I have a problem where as input I have a large byte array (typically >1K length) which has a computed CRC32. I need to replace a small chunk of the array with different values, and recalculate the CRC. Is there an efficient way to do this without looping through the entire original byte array? I suspect it's mathematically possible to take as inputs the original CRC, the bytes to be replaced, the new bytes, and calculate the new CRC with an algorithm whose loop size is just the number of bytes to be replaced, but it's outside my area of expertise, hence, just a suspicion. Thanks,
2 Answers
Yes, this can be done. Though at the 1K-byte level it would very likely be faster to just recompute the CRC on the whole thing.
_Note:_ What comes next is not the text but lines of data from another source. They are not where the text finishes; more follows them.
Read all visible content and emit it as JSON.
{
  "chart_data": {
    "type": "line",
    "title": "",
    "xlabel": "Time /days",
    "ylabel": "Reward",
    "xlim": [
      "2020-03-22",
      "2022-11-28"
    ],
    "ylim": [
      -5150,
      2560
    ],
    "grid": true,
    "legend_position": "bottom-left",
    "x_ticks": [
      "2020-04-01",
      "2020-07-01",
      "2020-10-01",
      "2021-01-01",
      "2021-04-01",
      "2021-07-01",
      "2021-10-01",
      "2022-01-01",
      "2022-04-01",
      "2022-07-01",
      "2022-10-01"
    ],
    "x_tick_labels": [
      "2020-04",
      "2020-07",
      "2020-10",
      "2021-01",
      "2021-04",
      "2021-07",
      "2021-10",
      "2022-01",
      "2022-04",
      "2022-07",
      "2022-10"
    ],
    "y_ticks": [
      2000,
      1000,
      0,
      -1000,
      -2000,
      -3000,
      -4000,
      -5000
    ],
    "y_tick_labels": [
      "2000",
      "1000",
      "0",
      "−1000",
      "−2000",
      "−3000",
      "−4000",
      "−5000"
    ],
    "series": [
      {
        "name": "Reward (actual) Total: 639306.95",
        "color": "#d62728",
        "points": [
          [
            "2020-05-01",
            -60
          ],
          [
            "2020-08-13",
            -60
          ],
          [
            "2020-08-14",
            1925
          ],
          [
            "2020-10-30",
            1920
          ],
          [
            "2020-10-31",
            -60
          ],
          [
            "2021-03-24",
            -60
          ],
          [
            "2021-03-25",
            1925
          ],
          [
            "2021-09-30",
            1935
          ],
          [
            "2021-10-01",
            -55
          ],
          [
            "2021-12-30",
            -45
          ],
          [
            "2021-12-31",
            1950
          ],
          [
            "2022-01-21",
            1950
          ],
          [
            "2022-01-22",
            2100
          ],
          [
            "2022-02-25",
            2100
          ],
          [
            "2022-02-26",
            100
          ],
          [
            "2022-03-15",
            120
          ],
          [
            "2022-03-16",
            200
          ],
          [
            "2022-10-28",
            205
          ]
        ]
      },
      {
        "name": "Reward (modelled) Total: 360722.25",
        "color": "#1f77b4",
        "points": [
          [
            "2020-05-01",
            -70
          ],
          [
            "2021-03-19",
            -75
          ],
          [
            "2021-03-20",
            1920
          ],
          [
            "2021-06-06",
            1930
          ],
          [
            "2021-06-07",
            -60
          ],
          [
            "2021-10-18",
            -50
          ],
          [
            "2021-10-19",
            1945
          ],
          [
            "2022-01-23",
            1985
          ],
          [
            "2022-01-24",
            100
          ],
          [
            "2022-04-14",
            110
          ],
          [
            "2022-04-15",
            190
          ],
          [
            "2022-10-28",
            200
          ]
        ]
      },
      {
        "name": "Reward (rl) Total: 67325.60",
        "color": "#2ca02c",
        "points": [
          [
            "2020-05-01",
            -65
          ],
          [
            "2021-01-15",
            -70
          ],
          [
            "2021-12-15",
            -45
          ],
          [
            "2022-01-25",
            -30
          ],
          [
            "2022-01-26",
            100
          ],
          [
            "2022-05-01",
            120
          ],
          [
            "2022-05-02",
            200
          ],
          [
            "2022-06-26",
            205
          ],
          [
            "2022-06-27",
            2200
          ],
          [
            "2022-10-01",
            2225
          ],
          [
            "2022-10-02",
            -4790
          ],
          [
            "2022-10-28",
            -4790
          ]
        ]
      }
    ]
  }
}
As noted by Dmitry Rubanovich, you can use the fact that a CRC is a linear function where addition is replaced by exclusive-or. You can do better however than just avoiding the recalculation up to the first change. Wherever you have a long string of no changes, which is a long string of zeros in the exclusive-or of the two messages, you can compute the change in the CRC over that string in O(log(n)) time instead of O(n) time.
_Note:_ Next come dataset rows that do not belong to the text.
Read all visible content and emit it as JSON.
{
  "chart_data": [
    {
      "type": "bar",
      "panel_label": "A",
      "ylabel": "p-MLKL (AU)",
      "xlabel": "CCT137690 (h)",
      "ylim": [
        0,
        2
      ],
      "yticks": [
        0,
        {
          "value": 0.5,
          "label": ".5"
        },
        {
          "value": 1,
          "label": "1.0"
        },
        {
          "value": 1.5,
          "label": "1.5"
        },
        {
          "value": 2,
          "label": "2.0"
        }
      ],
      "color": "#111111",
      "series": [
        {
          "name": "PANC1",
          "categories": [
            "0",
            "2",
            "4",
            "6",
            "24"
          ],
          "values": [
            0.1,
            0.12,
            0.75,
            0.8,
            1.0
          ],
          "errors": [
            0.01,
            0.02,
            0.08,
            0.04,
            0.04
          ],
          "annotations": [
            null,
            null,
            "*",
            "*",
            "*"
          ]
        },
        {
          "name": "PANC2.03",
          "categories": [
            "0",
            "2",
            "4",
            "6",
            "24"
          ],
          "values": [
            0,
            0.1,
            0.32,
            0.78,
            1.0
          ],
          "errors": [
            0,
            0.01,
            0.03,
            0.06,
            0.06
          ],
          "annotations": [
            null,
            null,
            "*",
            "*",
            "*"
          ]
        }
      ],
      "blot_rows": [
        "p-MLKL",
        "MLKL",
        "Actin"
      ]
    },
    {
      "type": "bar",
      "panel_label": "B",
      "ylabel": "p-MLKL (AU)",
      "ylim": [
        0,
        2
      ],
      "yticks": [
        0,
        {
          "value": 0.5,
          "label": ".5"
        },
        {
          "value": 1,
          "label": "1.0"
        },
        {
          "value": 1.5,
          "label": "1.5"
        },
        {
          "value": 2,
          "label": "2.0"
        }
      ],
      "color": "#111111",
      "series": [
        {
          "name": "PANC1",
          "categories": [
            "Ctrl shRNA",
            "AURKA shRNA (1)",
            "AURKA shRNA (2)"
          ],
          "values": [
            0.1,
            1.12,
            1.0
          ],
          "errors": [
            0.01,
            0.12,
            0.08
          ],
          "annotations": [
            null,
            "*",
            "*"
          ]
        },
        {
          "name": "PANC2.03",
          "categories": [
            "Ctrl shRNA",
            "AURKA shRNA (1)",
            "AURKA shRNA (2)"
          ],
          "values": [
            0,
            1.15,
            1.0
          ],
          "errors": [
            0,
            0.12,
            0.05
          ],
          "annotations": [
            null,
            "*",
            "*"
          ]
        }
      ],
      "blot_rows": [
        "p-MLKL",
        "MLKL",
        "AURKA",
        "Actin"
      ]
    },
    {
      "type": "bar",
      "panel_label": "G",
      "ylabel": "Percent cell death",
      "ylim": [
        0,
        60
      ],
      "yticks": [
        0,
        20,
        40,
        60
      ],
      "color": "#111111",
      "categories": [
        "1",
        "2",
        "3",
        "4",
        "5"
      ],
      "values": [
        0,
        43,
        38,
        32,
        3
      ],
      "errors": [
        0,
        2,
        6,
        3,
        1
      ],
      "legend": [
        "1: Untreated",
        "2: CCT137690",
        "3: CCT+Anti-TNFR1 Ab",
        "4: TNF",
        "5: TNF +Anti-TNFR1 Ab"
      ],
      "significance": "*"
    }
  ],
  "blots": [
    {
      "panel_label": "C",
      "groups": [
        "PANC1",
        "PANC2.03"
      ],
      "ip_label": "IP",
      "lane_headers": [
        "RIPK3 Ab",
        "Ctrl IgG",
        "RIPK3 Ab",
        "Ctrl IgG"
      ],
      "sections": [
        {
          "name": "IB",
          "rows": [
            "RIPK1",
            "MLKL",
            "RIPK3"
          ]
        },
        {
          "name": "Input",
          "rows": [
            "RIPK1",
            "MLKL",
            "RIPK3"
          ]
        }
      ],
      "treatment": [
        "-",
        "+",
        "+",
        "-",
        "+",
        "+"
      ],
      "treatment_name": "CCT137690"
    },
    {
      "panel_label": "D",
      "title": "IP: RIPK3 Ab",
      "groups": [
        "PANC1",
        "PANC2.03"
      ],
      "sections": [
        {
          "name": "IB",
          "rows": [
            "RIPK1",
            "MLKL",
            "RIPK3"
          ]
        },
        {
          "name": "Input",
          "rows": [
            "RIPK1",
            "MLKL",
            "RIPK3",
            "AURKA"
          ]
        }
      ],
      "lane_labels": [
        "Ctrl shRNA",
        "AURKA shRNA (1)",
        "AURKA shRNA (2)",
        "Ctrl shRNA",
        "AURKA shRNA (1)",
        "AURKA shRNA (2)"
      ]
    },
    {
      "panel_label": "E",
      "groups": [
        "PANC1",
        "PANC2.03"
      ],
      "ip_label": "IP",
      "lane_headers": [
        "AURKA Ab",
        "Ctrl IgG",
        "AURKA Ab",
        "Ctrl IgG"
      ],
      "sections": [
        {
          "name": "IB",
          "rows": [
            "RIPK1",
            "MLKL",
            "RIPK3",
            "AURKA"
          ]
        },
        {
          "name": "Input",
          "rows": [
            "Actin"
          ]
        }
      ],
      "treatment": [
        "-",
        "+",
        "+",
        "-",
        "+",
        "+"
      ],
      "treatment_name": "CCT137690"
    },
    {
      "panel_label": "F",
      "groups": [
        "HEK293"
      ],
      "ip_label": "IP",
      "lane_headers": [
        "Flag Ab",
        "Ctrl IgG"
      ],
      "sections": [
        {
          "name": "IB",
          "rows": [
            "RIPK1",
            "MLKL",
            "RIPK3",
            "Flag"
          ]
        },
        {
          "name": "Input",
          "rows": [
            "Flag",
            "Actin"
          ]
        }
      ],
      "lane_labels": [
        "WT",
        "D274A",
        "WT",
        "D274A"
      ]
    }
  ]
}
The way this is done is to generate a series of 32x32 bit matrices, each of which represents the application of a power-of-2 zero bytes to the CRC. E.g. 1, 2, 4, 8, etc. zero bytes. This can be done ahead of time, producing a static table. Then in order to, for example, evolve a CRC by 137 zeros, you multiply the current CRC as a bit vector by the matrices for 128, 8, and 1 zeros. The matrix multiplication is over GF(2), that is, addition is replaced by exclusive-or and multiplication is replaced by the and operation.
You can see an example of how this is done in the zlib function for combining CRC's.
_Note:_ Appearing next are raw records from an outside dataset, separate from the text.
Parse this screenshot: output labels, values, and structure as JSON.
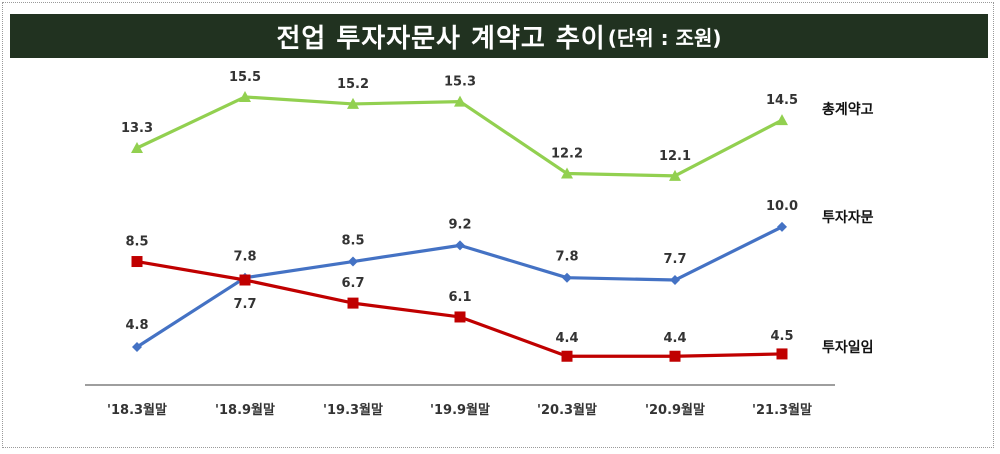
{
  "title": {
    "main": "전업 투자자문사 계약고 추이",
    "unit": "(단위 : 조원)"
  },
  "chart_data": {
    "type": "line",
    "categories": [
      "'18.3월말",
      "'18.9월말",
      "'19.3월말",
      "'19.9월말",
      "'20.3월말",
      "'20.9월말",
      "'21.3월말"
    ],
    "series": [
      {
        "name": "총계약고",
        "color": "#92d050",
        "marker": "triangle",
        "values": [
          13.3,
          15.5,
          15.2,
          15.3,
          12.2,
          12.1,
          14.5
        ]
      },
      {
        "name": "투자자문",
        "color": "#4472c4",
        "marker": "diamond",
        "values": [
          4.8,
          7.8,
          8.5,
          9.2,
          7.8,
          7.7,
          10.0
        ]
      },
      {
        "name": "투자일임",
        "color": "#c00000",
        "marker": "square",
        "values": [
          8.5,
          7.7,
          6.7,
          6.1,
          4.4,
          4.4,
          4.5
        ]
      }
    ],
    "legend": "right",
    "grid": false
  }
}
A quick calculation using instruction counts indicates that the logarithmic approach will be faster on average for strings of zeros longer than about 300 bytes.
CRC is linear. So CRC(A xor B) = CRC(A) xor CRC(B). If you know exactly which bits you are changing, you can decompose the changing of the bits into an XOR operation. Then you only have to compute CRC starting with the highest significant bit of B. If it's close to the end of the stream, there will be a lot of leading zeros. You don't need to run the CRC over them because CRC of 0 is 0 (crc is a remainder of dividing a polynomial by another polynomial... if the leading polynomial coefficients are 0, you can ignore them).